Se já havia pressão dos Estados Unidos para que o Brasil evitasse usar tecnologia chinesa ao adotar a tecnologia de telefonia móvel de quinta geração, a 5G, antes da pandemia causada pelo coronavírus multiplicou esse fator de forma exponencial, como a doença. Antes, o argumento se centrava na empresa chinesa que detém o pacote de implantação, a Huawei, acusada de espionagem pelo governo americano, e a moeda de troca eram os acordos de cooperação entre Brasil e Estados Unidos. As acusações abertas sobre a suposta origem do vírus em um laboratório de Wuhan, tanto do presidente dos EUA, Donald Trump, quanto do secretário de Estado, Mike Pompeo, são o instrumento visível dessa nova ofensiva.

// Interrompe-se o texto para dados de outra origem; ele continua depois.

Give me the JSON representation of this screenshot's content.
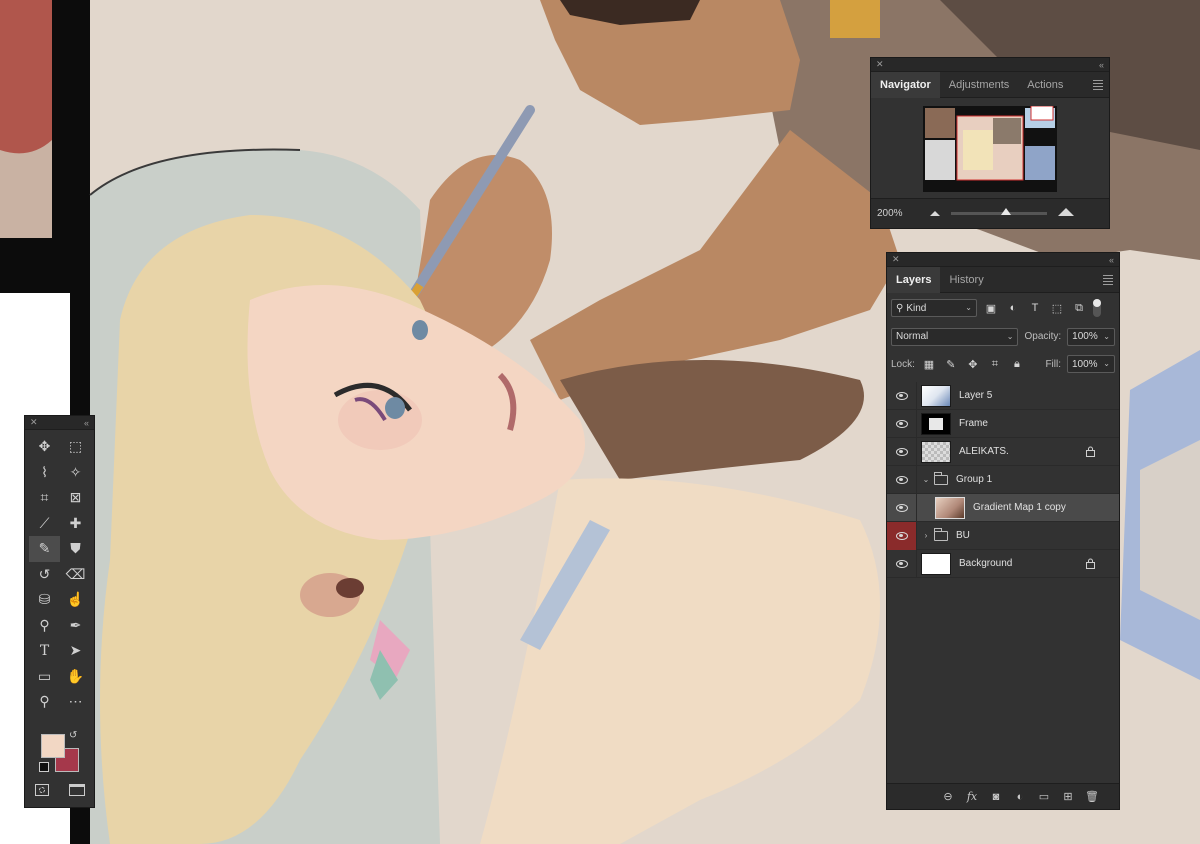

Em conversas reservadas, o discurso é mais direto e claro. A interlocutores nacionais, os americanos argumentam que a falta de transparência da China no tratamento das informações reforça as suspeitas de que a Huawei compartilhará informações obtidas nas transmissões do 5G com o governo de Pequim. A pressão é reforçada pela acusação de que se trata do país "que mais rouba propriedade intelectual", apoiada pelo número de contestações a essa prática no âmbito da Organização Mundial do Comércio (OMC).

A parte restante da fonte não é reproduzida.